Press reports confirmed instances of Liberal MPs being approached by constituents angered by the proposal to legalize same-sex marriages.

"I even hate to go to the grocery store. People just grab you by the arm and say, what is happening in Ottawa? They cannot understand why this is an issue at this time," Rose-Marie Ur, MP for Lambton-Kent-Middlesex, told reporters.

Catholic activists have also become more vocal in their opposition to same-sex marriages, particularly in light of the recent message from the Vatican calling on all politicians to actively oppose any such measures. The CCCB sent a letter to Chretien on June 19 decrying the court decisions in Ontario and British Columbia and criticizing the government for refusing to appeal the rulings. Other press reports quoted Fred Henry, a Calgary bishop, as saying Chretien was "putting at risk his eternal salvation."

"The Catholic Church is probably stronger than any Christian church in Canada," Beyer said. "It's been very, very gratifying seeing them take that position."

However, Beyer said the Catholic Church in Canada "has been so asleep" on the issue of homosexual marriage compared to Church officials in the United States.

"You guys have got lots of activism among the religious community, and here in Canada, it's just been non-existent," Beyer told CNSNews.com. "But this issue is the first time where I've seen major denominational leaders get really upset and really engaged politically ,and so maybe, that's part of the good news in all of this...that it's a wake-up time for the Church community."

Some lawmakers disagree.

"The Church believes that it is the sole determiner of marriage, but there are civil marriages and religious marriages," said Kyle Rae, Toronto Center-Rosedale Councillor (Ward 27), who married his partner Mark Reid in June. "The state has jurisdiction over marriage. Marriage existed before Christianity," Rae told reporters recently.

Rae added that even if the new legislation passes, religious organizations would not be forced to compromise their beliefs and marry same-sex couples. "We will not compel churches [which] do not wish us to (marry) to (perform ceremonies)," he said.

Still, he asserted, while the Church doesn't want homosexuals using the term marriage, "have they told Hindus, Protestants and Jews that they can't use the word marriage?"

"The term marriage belongs to all of us," Rae said. "The Church did not define it. It existed before Christianity."
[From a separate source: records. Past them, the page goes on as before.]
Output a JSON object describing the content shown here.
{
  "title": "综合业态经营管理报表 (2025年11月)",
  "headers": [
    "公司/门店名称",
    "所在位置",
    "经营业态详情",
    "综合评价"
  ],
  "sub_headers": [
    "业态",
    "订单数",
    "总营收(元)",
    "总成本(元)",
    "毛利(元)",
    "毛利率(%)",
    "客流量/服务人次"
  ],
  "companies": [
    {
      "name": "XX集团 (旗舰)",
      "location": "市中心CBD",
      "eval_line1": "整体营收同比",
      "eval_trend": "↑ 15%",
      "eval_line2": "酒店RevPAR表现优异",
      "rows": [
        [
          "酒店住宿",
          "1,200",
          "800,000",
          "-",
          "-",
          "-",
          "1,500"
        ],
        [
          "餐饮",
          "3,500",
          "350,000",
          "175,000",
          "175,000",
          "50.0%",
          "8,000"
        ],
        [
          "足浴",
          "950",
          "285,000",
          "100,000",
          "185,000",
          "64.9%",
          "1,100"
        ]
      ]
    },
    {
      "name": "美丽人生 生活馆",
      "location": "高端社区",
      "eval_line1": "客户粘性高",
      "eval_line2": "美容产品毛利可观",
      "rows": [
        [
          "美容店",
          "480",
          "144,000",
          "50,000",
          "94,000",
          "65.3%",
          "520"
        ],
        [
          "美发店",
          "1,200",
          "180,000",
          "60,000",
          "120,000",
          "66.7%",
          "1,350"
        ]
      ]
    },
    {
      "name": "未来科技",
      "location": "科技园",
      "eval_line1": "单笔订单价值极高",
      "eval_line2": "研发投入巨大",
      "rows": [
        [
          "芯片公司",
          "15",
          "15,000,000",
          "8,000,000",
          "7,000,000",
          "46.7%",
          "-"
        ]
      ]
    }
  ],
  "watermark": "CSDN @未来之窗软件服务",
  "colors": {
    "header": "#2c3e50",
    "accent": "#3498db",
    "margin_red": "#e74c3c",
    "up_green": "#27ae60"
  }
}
"I believe whomever was considering supporting this will not be swayed (against it). The Catholic Church cannot claim moral ground here - not when it hides pedophiles and denies equality to women. They have no higher ground here," Rae reportedly said.
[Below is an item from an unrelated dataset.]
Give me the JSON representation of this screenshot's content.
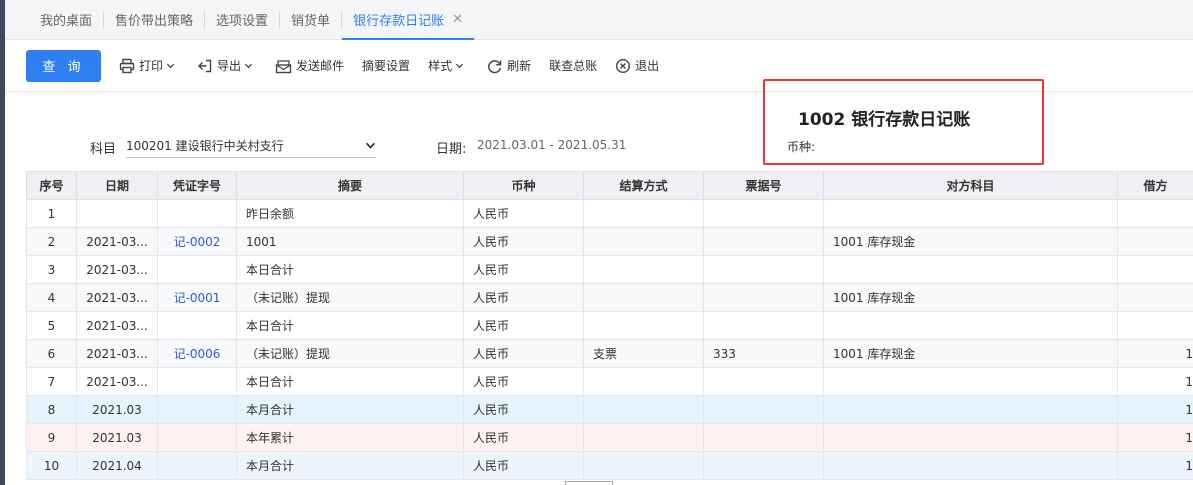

Beyer conceded that marriage predated "confederation, our constitution," and the Church, but asserted: "It was the first institution ordained by God, and for the government to come in and redefine it is actually interfering with religious freedom."

Beyer added that if the rest of the churches "stand with the Catholics," there was a "good chance of defeating the legislation."

However, a recent poll found 53 percent of Canadians supported same-sex marriage, with 43 percent opposed and 3 percent undecided.